Penyesuaian UU Tipikor juga dibutuhkan agar sejalan dengan Konvensi PBB Antikorupsi (UNCAC). Selepas pengesahan pada 2006, terdapat kesenjangan antara UU Tipikor dan UNCAC. Penyempurnaan UU Tipikor dibutuhkan terutama agar dapat menghukum pembelian pengaruh (trading influence), penambahan kekayaan secara tidak sah (illicit enrichment), dan korupsi antarsektor swasta. Dengan demikian, penegakan hukum atas korupsi dapat dilakukan semakin menyeluruh.
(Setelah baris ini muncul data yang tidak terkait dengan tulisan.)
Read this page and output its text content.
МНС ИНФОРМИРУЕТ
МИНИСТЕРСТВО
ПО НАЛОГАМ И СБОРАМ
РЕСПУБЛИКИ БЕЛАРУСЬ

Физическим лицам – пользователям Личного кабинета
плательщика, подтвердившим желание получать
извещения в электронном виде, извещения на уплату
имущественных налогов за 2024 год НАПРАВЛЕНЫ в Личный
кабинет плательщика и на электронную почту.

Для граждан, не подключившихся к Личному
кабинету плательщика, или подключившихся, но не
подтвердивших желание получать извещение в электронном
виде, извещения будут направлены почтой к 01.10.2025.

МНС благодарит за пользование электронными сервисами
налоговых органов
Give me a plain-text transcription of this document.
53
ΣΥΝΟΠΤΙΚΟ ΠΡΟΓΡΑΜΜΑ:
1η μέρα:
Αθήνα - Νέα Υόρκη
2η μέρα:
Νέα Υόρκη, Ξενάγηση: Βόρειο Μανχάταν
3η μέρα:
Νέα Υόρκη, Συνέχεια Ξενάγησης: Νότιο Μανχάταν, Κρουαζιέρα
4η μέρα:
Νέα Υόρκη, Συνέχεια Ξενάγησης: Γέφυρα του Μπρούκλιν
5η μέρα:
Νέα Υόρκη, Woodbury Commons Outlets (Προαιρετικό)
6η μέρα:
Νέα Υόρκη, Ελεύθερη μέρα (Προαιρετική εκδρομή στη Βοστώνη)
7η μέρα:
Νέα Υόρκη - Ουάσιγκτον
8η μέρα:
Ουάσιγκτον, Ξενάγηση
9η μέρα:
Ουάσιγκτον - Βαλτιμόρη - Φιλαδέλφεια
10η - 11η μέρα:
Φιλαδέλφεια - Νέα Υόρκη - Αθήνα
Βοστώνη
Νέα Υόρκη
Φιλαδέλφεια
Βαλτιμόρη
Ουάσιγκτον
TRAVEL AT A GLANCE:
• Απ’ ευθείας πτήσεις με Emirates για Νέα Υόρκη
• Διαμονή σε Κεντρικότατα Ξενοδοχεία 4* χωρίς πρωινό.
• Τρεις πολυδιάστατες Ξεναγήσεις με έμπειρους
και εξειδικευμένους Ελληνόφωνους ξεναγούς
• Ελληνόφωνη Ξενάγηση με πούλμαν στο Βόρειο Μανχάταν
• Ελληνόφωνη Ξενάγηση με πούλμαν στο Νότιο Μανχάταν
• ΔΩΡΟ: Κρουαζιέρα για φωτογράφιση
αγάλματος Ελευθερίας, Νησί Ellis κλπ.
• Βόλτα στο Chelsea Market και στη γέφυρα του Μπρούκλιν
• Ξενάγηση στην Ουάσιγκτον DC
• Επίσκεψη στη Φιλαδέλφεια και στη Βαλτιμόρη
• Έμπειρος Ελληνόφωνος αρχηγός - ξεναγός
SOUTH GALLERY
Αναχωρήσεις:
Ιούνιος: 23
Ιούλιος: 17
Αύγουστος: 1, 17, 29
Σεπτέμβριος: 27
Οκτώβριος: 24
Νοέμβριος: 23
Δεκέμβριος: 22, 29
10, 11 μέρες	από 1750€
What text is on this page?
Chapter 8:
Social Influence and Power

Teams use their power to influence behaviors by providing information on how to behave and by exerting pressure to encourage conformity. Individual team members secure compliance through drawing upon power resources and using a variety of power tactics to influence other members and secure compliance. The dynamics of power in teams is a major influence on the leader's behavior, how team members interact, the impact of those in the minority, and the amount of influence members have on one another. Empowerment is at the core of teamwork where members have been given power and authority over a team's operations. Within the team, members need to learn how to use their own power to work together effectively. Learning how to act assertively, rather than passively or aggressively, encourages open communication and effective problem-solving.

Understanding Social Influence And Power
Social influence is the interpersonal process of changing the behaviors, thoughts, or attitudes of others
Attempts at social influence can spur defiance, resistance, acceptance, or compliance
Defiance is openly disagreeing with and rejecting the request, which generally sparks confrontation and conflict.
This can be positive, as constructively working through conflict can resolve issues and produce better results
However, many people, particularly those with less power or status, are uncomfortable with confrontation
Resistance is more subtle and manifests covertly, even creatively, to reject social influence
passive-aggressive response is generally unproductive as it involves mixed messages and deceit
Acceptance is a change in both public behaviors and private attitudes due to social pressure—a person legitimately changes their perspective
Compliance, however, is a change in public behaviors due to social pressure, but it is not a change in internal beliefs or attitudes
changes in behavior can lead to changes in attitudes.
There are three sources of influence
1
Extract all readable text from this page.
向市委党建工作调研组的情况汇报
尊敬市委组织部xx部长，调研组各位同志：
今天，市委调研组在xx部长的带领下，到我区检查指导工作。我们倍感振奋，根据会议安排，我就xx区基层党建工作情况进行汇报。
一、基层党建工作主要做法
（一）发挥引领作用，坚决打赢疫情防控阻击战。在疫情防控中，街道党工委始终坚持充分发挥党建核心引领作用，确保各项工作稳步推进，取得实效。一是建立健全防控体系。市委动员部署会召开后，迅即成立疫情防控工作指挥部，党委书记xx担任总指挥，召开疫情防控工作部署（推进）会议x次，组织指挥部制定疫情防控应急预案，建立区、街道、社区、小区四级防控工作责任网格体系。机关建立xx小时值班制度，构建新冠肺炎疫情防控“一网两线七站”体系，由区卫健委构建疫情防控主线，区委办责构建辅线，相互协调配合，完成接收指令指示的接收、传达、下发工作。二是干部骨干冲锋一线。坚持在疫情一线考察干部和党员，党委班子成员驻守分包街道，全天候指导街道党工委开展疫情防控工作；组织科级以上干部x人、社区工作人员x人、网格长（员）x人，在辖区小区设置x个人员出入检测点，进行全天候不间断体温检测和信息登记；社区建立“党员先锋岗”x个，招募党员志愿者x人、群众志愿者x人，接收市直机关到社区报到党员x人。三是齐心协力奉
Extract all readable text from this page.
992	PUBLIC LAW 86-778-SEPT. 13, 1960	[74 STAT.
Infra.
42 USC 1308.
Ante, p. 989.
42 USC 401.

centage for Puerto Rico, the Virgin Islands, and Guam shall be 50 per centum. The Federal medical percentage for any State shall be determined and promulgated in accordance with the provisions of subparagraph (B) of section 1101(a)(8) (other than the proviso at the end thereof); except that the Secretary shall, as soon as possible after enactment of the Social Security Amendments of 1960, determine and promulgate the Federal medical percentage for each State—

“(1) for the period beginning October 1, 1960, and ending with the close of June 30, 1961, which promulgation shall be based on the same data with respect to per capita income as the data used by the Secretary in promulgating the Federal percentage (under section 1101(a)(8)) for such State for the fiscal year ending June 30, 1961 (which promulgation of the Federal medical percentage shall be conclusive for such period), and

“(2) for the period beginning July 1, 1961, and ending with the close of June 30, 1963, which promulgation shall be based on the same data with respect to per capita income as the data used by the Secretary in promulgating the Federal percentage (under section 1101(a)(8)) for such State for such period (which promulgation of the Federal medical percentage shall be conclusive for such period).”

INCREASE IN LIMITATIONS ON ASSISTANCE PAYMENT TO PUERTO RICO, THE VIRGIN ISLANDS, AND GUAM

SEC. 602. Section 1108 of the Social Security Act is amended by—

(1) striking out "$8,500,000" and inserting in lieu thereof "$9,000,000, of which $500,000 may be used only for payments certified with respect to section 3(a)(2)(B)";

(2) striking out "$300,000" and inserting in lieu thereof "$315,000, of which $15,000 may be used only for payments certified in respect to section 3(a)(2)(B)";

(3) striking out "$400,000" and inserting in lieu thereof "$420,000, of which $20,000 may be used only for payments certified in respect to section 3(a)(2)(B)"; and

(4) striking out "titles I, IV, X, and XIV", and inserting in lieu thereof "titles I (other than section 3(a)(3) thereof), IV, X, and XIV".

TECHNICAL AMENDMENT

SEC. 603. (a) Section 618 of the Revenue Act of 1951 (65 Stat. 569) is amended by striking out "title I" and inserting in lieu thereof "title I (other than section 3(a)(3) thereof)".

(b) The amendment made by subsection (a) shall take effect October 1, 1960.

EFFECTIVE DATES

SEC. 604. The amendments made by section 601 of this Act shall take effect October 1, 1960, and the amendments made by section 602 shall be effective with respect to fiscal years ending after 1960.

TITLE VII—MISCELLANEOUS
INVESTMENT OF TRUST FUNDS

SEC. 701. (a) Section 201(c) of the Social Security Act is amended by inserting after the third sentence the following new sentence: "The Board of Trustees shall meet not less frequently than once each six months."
Evaluasi upaya pemberantasan korupsi perlu dilakukan secara komprehensif dan bukan hanya terfokus pada satu institusi KPK saja. DPR semestinya mengutamakan kewenangannya sebagai legislator untuk mengevaluasi UU yang disusunnya dan kemudian menetapkan UU Tipikor baru. Penambahan hukuman finansial yang tinggi melingkupi biaya penegakan hukum dan biaya sosial penting dijadikan agenda prioritas pemberantasan korupsi ke depan.
Sumber: Artikel ini telah dimuat di Koran Sindo Selasa (25 Juli 2017).